Ryanair emissions worse than entire island of Malta

Published on 4th February, 2007.

JOHN REYNOLDS

RYANAIR’S vast fleet of planes will belch out more carbon dioxide this year than the country of Malta and its entire population of more than 400,000 people, the Sunday Independent can reveal.

The airline’s carbon dioxide (CO2) emissions since 1998 will have risen tenfold at the end of this year, a startling figure in the wake of a UN report stating that concentrations of greenhouse gases are higher now than for hundreds of thousands of years. Global climate change is very likely to be caused by human activities, the report concludes. Michael O’Leary boasts that Ryanair is the greenest airline in the world. But its total amount of greenhouse gases is rocketing. The airline will spew out approximately 3.7 million tonnes of CO2 this year, accounting for about five per cent of Ireland’s total emissions.

Analyst Stephen Furlong at Davy Stockbrokers forecasts that the airline will carry 52 million passengers this year. Environmental economists Trucost, who monitor airline pollution, reveal that average CO emissions per passenger are approximately 71.3kg.

This year’s carbon emissions from the airline will ultimately cause €250m worth of environmental damage, using figures cited in former World Bank economist Sir Nicholas Stern’s report on climate change. Each tonne of carbon ultimately does €68 worth of damage.

By 2012, Ryanair will carry more than 84m passengers, Furlong says. By then its planes will be spewing out nearly 6m tonnes of CO2 – more than Cyprus and its 800,000 people – causing over €500m worth of damage.

Ryanair head of communications Peter Sherrard argued: “Moneypoint power station in Co Clare emits more CO2 than Ryanair’s 52m passengers will.

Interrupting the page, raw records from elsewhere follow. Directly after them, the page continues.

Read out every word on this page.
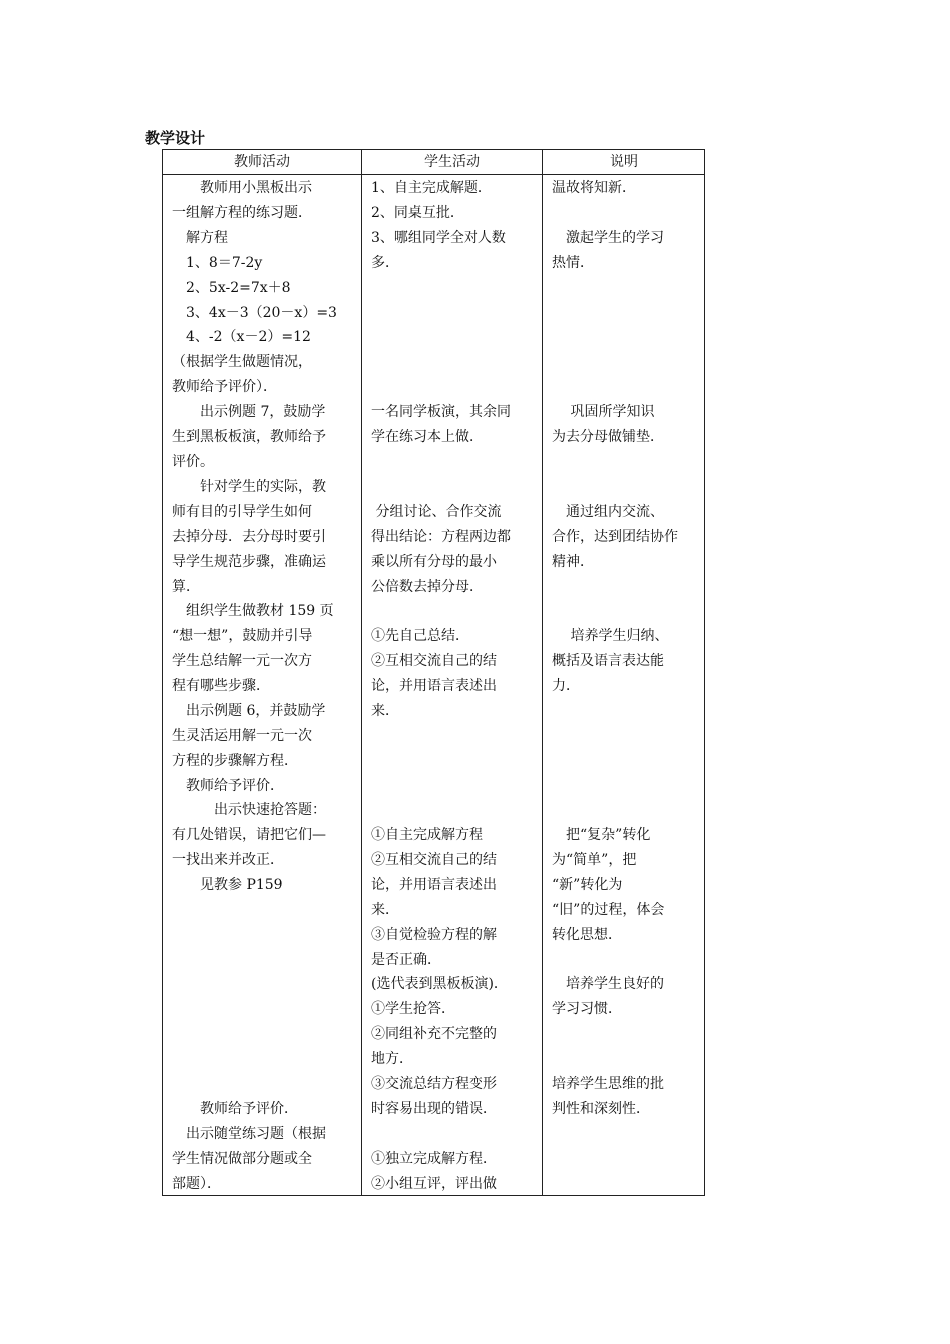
教学设计
教师活动	学生活动	说明
　　教师用小黑板出示
一组解方程的练习题．
　解方程
　1、8＝7-2y
　2、5x-2=7x＋8
　3、4x－3（20－x）=3
　4、-2（x－2）=12
（根据学生做题情况，
教师给予评价）．
　　出示例题 7，鼓励学
生到黑板板演，教师给予
评价。
　　针对学生的实际，教
师有目的引导学生如何
去掉分母．去分母时要引
导学生规范步骤，准确运
算．
　组织学生做教材 159 页
“想一想”，鼓励并引导
学生总结解一元一次方
程有哪些步骤．
　出示例题 6，并鼓励学
生灵活运用解一元一次
方程的步骤解方程．
　教师给予评价．
　　　出示快速抢答题：
有几处错误，请把它们—
一找出来并改正．
　　见教参 P159
　　教师给予评价．
　出示随堂练习题（根据
学生情况做部分题或全
部题）．
1、自主完成解题．
2、同桌互批．
3、哪组同学全对人数
多．
一名同学板演，其余同
学在练习本上做．
分组讨论、合作交流
得出结论：方程两边都
乘以所有分母的最小
公倍数去掉分母．
①先自己总结．
②互相交流自己的结
论，并用语言表述出
来．
①自主完成解方程
②互相交流自己的结
论，并用语言表述出
来．
③自觉检验方程的解
是否正确．
(选代表到黑板板演)．
①学生抢答．
②同组补充不完整的
地方．
③交流总结方程变形
时容易出现的错误．
①独立完成解方程．
②小组互评，评出做
温故将知新．

　激起学生的学习
热情．
　 巩固所学知识
为去分母做铺垫．
　通过组内交流、
合作，达到团结协作
精神．
　 培养学生归纳、
概括及语言表达能
力．
　把“复杂”转化
为“简单”，把
“新”转化为
“旧”的过程，体会
转化思想．

　培养学生良好的
学习习惯．
培养学生思维的批
判性和深刻性．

The average BA passenger emits five times as much as one of our passengers – and we’ve reduced emissions per passenger by 50 per cent since 1998.” Trucost disputed this figure, however, claiming that the reduction is actually 28 per cent.

The firm – which has consulted jet engine maker Rolls-Royce – also suggests that the efficiency of a plane’s engines declines as it ages, in the same way as a car’s engine. “This is likely to make our figures higher, if anything,” Richard Mattison, managing director of Trucost admitted.

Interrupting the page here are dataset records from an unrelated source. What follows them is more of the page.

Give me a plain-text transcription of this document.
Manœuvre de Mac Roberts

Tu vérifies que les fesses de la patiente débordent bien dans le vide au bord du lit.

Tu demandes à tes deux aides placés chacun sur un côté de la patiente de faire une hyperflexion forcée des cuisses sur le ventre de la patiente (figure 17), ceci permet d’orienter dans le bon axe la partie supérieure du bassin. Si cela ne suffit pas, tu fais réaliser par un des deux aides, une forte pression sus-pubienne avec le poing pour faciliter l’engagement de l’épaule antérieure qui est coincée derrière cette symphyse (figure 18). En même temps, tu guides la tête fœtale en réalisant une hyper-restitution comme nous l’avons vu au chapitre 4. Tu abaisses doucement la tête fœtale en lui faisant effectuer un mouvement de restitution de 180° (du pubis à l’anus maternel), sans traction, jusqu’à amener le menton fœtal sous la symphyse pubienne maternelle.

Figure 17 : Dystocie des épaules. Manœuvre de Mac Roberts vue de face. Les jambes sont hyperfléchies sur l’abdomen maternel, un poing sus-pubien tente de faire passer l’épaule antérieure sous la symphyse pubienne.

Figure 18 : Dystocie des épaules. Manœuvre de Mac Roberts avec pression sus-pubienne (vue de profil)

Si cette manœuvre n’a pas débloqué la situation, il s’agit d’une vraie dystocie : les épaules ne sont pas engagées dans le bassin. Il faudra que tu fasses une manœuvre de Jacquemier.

Meanwhile, the EU is threatening to bring airlines under its emissions trading scheme by 2011, when passengers are likely to be hit with a fare increase for the pollution caused by their flights.

“Ryanair fares will be hit harder than most and are more price-sensitive than British Airways, for example. It will be a challenge for all airlines to reduce their emissions, whereas even an oil company like Shell can reduce emissions while increasing profits,” Mattison said.

However, any reductions in emissions from other industries may well be cancelled out by the growth of low-cost airlines.

Airline moguls across the world are clamouring to copy Ryanair’s success, most recently in Russia, but also in Africa, Asia, the Middle East and South America.

Ryanair founder Tony Ryan has a 49 per cent stake in Mexican airline Viva Aerobus as well as a 16 per cent stake in Jet Airways, a low-cost airline in Singapore.